Paper 13310-72
ML-based classification and information-theoretic metrics of instrument drift in laser-based sensing
26 January 2025 • 5:30 PM - 7:00 PM PST | Moscone West, Room 2003 (Level 2)
Abstract
Laser-based sensing is commonly used for trace-gas detection and density measurements in environmental, biomedical, and industrial processing applications. Molecular spectroscopy in the mid-infrared region provides sensitive measurements with high selectivity of multiple molecules in a congested spectrum. Therefore, an obvious advantage in detection in the mid-IR region is the fundamental absorption bands of several molecular species. Field instruments with optomechanical multipass cells are prone to drifts emanating from thermal impacts that may limit the measurement sensitivity and precision required for many atmospheric sensing applications. In this paper, we show an integrated information-theoretic and machine learning-based classification method to identify and discriminate the efficacy of instrument thermal drifts.
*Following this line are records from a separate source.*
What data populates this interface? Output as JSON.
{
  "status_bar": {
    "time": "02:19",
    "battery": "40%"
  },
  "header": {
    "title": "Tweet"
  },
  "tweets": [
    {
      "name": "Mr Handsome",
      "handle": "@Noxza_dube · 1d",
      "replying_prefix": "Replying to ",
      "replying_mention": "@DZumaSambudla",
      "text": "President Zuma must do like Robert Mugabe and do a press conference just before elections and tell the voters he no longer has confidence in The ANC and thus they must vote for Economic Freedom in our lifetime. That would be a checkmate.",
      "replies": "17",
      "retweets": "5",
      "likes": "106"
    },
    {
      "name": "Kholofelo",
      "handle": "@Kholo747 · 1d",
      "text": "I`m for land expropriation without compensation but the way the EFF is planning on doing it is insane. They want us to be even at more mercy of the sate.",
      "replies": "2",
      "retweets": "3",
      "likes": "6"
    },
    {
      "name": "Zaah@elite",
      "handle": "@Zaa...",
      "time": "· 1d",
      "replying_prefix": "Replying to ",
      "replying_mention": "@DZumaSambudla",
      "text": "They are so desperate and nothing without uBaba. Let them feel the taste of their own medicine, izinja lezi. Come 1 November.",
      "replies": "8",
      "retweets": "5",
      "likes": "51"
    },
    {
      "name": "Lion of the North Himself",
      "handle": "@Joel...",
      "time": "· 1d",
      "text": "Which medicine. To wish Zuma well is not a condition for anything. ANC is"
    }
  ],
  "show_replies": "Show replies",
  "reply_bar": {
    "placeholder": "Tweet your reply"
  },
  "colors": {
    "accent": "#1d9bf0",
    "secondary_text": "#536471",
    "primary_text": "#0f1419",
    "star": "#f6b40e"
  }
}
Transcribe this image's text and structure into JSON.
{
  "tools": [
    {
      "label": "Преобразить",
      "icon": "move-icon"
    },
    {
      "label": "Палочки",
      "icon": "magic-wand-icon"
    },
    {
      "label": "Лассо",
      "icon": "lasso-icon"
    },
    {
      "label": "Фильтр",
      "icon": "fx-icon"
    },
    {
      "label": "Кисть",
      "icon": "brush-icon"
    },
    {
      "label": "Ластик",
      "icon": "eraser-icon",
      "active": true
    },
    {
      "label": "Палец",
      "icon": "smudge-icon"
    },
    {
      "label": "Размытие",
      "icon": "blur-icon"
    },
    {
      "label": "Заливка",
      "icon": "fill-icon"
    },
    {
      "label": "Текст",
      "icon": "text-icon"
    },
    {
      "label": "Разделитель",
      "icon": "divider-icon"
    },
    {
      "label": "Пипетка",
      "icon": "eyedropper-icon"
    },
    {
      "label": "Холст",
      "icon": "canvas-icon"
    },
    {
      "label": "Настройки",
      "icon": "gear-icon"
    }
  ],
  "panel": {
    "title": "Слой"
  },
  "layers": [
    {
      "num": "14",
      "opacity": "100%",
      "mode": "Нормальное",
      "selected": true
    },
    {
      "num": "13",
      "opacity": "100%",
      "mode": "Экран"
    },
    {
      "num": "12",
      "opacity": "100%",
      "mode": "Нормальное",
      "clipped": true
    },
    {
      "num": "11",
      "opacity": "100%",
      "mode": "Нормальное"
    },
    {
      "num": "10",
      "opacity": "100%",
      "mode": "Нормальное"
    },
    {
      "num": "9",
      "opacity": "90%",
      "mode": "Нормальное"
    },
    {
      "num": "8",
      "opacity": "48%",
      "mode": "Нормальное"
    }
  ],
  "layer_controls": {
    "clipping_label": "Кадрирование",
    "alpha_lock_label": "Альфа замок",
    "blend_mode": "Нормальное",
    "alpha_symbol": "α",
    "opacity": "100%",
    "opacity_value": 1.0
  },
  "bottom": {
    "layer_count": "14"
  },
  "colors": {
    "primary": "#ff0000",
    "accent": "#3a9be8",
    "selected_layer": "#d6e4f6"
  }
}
We use the change in the entropy or information as a cumulative measure of the mismatches between the predicted and validation models. We show that entropy is higher when classification mismatches or losses are high, serving as a unique quantitate metric of classification methodology.
Presenter
Delaware State Univ. (United States)
Dr. Mohammad A Khan is a professor at Delaware State University. His research work is in the areas of laser spectroscopy and mid-infrared sensing.